Member of the Legislative Assembly for 6 Khliehriat Constituency
- Incumbent
- Assumed office 2018
- Preceded by: Justine Dkhar
- Constituency: 6-Khliehriat Constituency

Minister for Revenue & Disaster Management Department, Social Welfare Department, Excise, Government of Meghalaya
- Incumbent
- Assumed office 2018

Personal details
- Born: 22 November 1988 (age 37) Khliehriat, India
- Party: United Democratic Party
- Occupation: Politician, businessman

= Kyrmen Shylla =

Indian politician

Kyrmen Shylla (born 22 November 1988) is a politician from United Democratic Party and an MLA of the Meghalaya Legislative Assembly. He is the youngest minister sworn in as one of the Cabinet Ministers by the then Governor of Meghalaya, Ganga Prasad, in the NPP-led coalition of the Meghalaya Democratic Alliance (MDA) government in the state.

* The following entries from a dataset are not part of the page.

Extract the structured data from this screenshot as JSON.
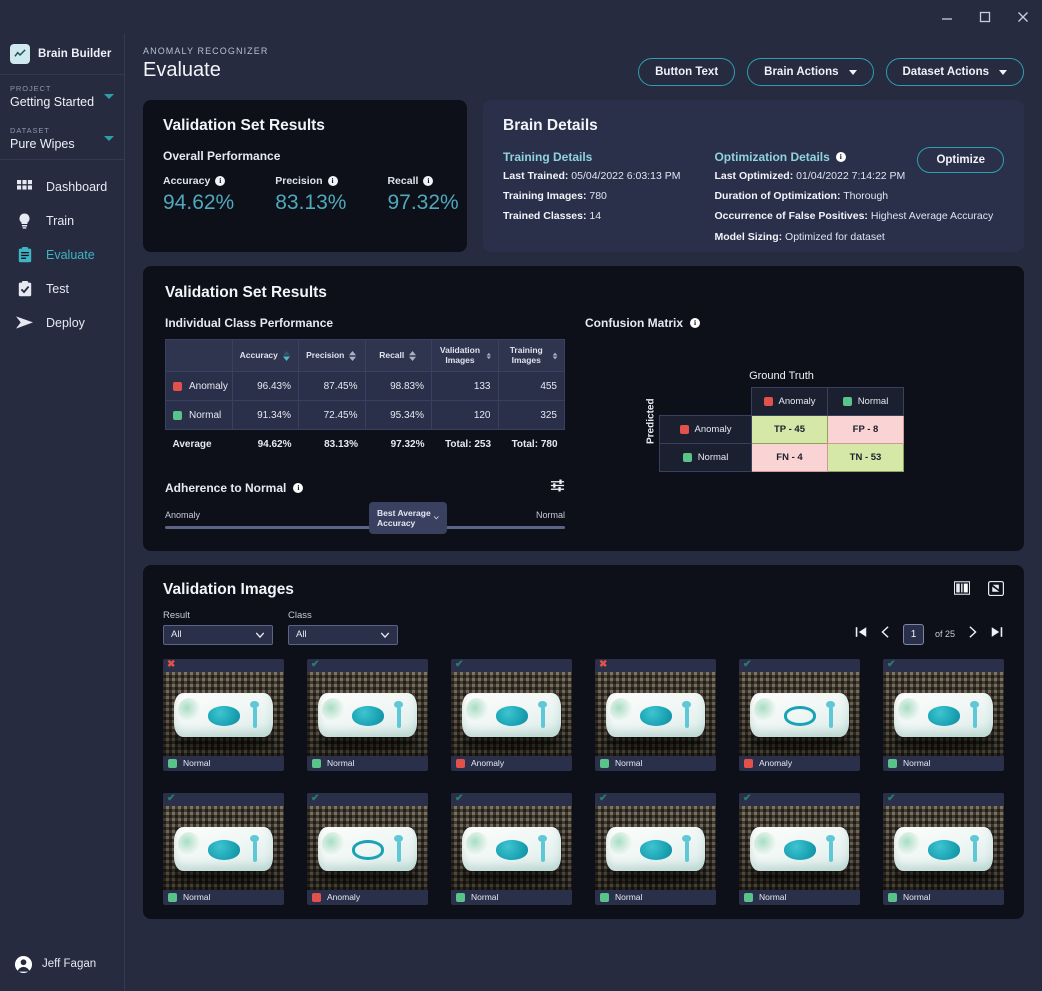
{
  "window": {
    "minimize": "minimize-icon",
    "maximize": "maximize-icon",
    "close": "close-icon"
  },
  "sidebar": {
    "brand": "Brain Builder",
    "project_label": "PROJECT",
    "project_value": "Getting Started",
    "dataset_label": "DATASET",
    "dataset_value": "Pure Wipes",
    "nav": [
      {
        "label": "Dashboard",
        "icon": "grid-icon",
        "active": false
      },
      {
        "label": "Train",
        "icon": "bulb-icon",
        "active": false
      },
      {
        "label": "Evaluate",
        "icon": "clipboard-icon",
        "active": true
      },
      {
        "label": "Test",
        "icon": "clipboard-check-icon",
        "active": false
      },
      {
        "label": "Deploy",
        "icon": "send-icon",
        "active": false
      }
    ],
    "user": "Jeff Fagan"
  },
  "header": {
    "eyebrow": "ANOMALY RECOGNIZER",
    "title": "Evaluate",
    "buttons": [
      {
        "label": "Button Text",
        "caret": false
      },
      {
        "label": "Brain Actions",
        "caret": true
      },
      {
        "label": "Dataset Actions",
        "caret": true
      }
    ]
  },
  "overall": {
    "title": "Validation Set Results",
    "subtitle": "Overall Performance",
    "metrics": [
      {
        "label": "Accuracy",
        "value": "94.62%"
      },
      {
        "label": "Precision",
        "value": "83.13%"
      },
      {
        "label": "Recall",
        "value": "97.32%"
      }
    ]
  },
  "brain_details": {
    "title": "Brain Details",
    "training_heading": "Training Details",
    "optimization_heading": "Optimization Details",
    "optimize_button": "Optimize",
    "training": [
      {
        "key": "Last Trained:",
        "value": "05/04/2022 6:03:13 PM"
      },
      {
        "key": "Training Images:",
        "value": "780"
      },
      {
        "key": "Trained Classes:",
        "value": "14"
      }
    ],
    "optimization": [
      {
        "key": "Last Optimized:",
        "value": "01/04/2022 7:14:22 PM"
      },
      {
        "key": "Duration of Optimization:",
        "value": "Thorough"
      },
      {
        "key": "Occurrence of False Positives:",
        "value": "Highest Average Accuracy"
      },
      {
        "key": "Model Sizing:",
        "value": "Optimized for dataset"
      }
    ]
  },
  "results": {
    "title": "Validation Set Results",
    "table_heading": "Individual Class Performance",
    "columns": [
      "",
      "Accuracy",
      "Precision",
      "Recall",
      "Validation Images",
      "Training Images"
    ],
    "sorted_column": "Accuracy",
    "rows": [
      {
        "class": "Anomaly",
        "color": "#e2514b",
        "accuracy": "96.43%",
        "precision": "87.45%",
        "recall": "98.83%",
        "validation_images": "133",
        "training_images": "455"
      },
      {
        "class": "Normal",
        "color": "#59c38a",
        "accuracy": "91.34%",
        "precision": "72.45%",
        "recall": "95.34%",
        "validation_images": "120",
        "training_images": "325"
      }
    ],
    "average": {
      "class": "Average",
      "accuracy": "94.62%",
      "precision": "83.13%",
      "recall": "97.32%",
      "validation_images": "Total: 253",
      "training_images": "Total: 780"
    },
    "adherence": {
      "title": "Adherence to Normal",
      "left_end": "Anomaly",
      "right_end": "Normal",
      "selected_option": "Best Average Accuracy"
    },
    "confusion": {
      "title": "Confusion Matrix",
      "ground_truth_label": "Ground Truth",
      "predicted_label": "Predicted",
      "col_headers": [
        "Anomaly",
        "Normal"
      ],
      "row_headers": [
        "Anomaly",
        "Normal"
      ],
      "cells": [
        [
          {
            "text": "TP - 45",
            "tone": "good"
          },
          {
            "text": "FP - 8",
            "tone": "bad"
          }
        ],
        [
          {
            "text": "FN - 4",
            "tone": "bad"
          },
          {
            "text": "TN - 53",
            "tone": "good"
          }
        ]
      ]
    }
  },
  "validation_images": {
    "title": "Validation Images",
    "icons": [
      "split-view-icon",
      "expand-icon"
    ],
    "filters": [
      {
        "label": "Result",
        "value": "All"
      },
      {
        "label": "Class",
        "value": "All"
      }
    ],
    "pagination": {
      "page": "1",
      "of": "of 25"
    },
    "items": [
      {
        "mark": "x",
        "label": "Normal",
        "color": "#59c38a",
        "lid": "solid"
      },
      {
        "mark": "check",
        "label": "Normal",
        "color": "#59c38a",
        "lid": "solid"
      },
      {
        "mark": "check",
        "label": "Anomaly",
        "color": "#e2514b",
        "lid": "solid"
      },
      {
        "mark": "x",
        "label": "Normal",
        "color": "#59c38a",
        "lid": "solid"
      },
      {
        "mark": "check",
        "label": "Anomaly",
        "color": "#e2514b",
        "lid": "ring"
      },
      {
        "mark": "check",
        "label": "Normal",
        "color": "#59c38a",
        "lid": "solid"
      },
      {
        "mark": "check",
        "label": "Normal",
        "color": "#59c38a",
        "lid": "solid"
      },
      {
        "mark": "check",
        "label": "Anomaly",
        "color": "#e2514b",
        "lid": "ring"
      },
      {
        "mark": "check",
        "label": "Normal",
        "color": "#59c38a",
        "lid": "solid"
      },
      {
        "mark": "check",
        "label": "Normal",
        "color": "#59c38a",
        "lid": "solid"
      },
      {
        "mark": "check",
        "label": "Normal",
        "color": "#59c38a",
        "lid": "solid"
      },
      {
        "mark": "check",
        "label": "Normal",
        "color": "#59c38a",
        "lid": "solid"
      }
    ]
  },
  "colors": {
    "accent": "#2e9fb0",
    "metric": "#4fa8bd",
    "page_bg": "#262b40",
    "card_dark": "#0d1018",
    "card_navy": "#2a3049",
    "anomaly": "#e2514b",
    "normal": "#59c38a",
    "cm_good": "#d6e8a8",
    "cm_bad": "#fad4d4"
  }
}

== Early life and career ==
Kyrmen Shylla is the son of Smti. Kle Shylla and Shri. Kor Sympli, former MDC of the Jaitia Hilla Autonomous District Council. Shylla has fifteen siblings. He is the sixth child of the family. Shylla is a businessman.

== Education ==
Shylla completed his Secondary School Leaving Certificate, MBOSE, from Khliehriat Higher Secondary School, Khliehriat in 2004.

== Political career ==
Kyrmen Shylla won the Assembly election from Khliehriat Constituency as a UDP candidate in the year 2018.

== Electoral records ==
In 2018, Shylla contested the Khliehriat constituency as a UDP candidate, winning his first election to the state assembly. He won against Justine Dkhar of Bharatiya Janta Party with a victory margin of 8181 votes.

== United Democratic Party ==
Shylla was elected to the Meghalaya Legislative Assembly in 2018 from the Khliehriat constituency as a candidate of the United Democratic Party.

== Positions in government ==
Kyrmen Shylla served as Minister of Revenue & Disaster Management, Social Welfare, and Excise from 2018 to 2025.

== Personal life ==
Shylla is unmarried. He expressed his desire to adopt a girl into his family, who had been abandoned at his residence in November 2019.